Health Authorities Act 1995
- Parliament of the United Kingdom
- Long title: An Act to abolish Regional Health Authorities, District Health Authorities and Family Health Services Authorities, require the establishment of Health Authorities and make provision in relation to Health Authorities and Special Health Authorities and for connected purposes.
- Citation: 1995 c. 17
- Introduced by: Secretary of State for Health, Virginia Bottomley, 1994 (Commons)
- Territorial extent: England and Wales

Dates
- Royal assent: 28 June 1995
- Commencement: from 1 April 1996

Other legislation
- Amends: Polish Resettlement Act 1947; House of Commons Disqualification Act 1975; Supplementary Benefits Act 1976; Public Health (Control of Disease) Act 1984; Opticians Act 1989; Water Industry Act 1991; Health Service Commissioners Act 1993; Value Added Tax Act 1994;
- Amended by: Employment Tribunals Act 1996; Employment Rights Act 1996; Education Act 1996; Audit Commission Act 1998; Statute Law (Repeals) Act 2004; Human Tissue Act 2004; National Health Service (Consequential Provisions) Act 2006; Mental Health Act 2007;

Status: Amended

Text of statute as originally enacted

Revised text of statute as amended

Text of the Health Authorities Act 1995 as in force today (including any amendments) within the United Kingdom, from legislation.gov.uk.

= Health Authorities Act 1995 =

Act of the Parliament of the United Kingdom

The Health Authorities Act 1995 (c. 17) is an act of the Parliament of the United Kingdom that reorganised the administration of the National Health Service in England and Wales.

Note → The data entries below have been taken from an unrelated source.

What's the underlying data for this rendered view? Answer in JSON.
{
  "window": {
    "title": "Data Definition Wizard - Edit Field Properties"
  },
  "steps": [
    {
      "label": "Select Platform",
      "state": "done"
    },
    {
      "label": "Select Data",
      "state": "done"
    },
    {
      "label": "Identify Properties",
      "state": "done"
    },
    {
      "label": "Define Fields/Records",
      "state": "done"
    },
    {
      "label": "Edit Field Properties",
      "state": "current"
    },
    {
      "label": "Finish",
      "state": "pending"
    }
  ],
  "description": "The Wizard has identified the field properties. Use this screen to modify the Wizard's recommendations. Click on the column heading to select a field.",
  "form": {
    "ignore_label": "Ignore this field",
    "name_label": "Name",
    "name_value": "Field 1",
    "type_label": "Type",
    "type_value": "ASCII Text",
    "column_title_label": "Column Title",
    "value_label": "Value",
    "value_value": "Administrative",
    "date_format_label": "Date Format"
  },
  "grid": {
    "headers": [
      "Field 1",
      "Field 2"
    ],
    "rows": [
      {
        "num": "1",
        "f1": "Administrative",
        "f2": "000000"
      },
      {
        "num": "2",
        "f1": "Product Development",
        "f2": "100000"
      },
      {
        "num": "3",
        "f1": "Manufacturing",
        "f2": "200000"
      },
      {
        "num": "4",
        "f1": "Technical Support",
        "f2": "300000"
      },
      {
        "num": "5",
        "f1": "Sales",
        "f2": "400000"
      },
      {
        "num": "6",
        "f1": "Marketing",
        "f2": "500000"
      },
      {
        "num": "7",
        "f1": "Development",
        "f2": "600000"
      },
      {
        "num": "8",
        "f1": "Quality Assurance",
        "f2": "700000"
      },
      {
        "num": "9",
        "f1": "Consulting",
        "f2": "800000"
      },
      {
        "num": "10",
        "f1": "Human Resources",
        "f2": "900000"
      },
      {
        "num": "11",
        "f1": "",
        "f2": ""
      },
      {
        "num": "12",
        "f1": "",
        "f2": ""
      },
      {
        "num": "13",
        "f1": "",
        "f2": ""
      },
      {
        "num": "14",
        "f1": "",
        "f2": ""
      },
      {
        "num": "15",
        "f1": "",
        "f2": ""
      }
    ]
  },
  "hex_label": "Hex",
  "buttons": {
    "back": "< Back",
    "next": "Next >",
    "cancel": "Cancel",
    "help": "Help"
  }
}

The act followed the introduction of an internal market within the NHS under the National Health Service and Community Care Act 1990.

The act abolished the regional health authorities (RHAs), district health authorities (DHAs) and family health services authorities (FHSAs) established under the National Health Service Reorganisation Act 1973 and Health Services Act 1980. The RHAs were replaced by eight regional offices of the NHS Executive, and the functions of the DHAs and FHSAs were effectively merged and taken up by new health authorities.

These reforms lasted until the next major reorganisation of the NHS under the National Health Service Reform and Health Care Professions Act 2002. The 2002 Act abolished HAs and transferred most of their responsibilities to primary care trusts. It also created a system of strategic health authorities.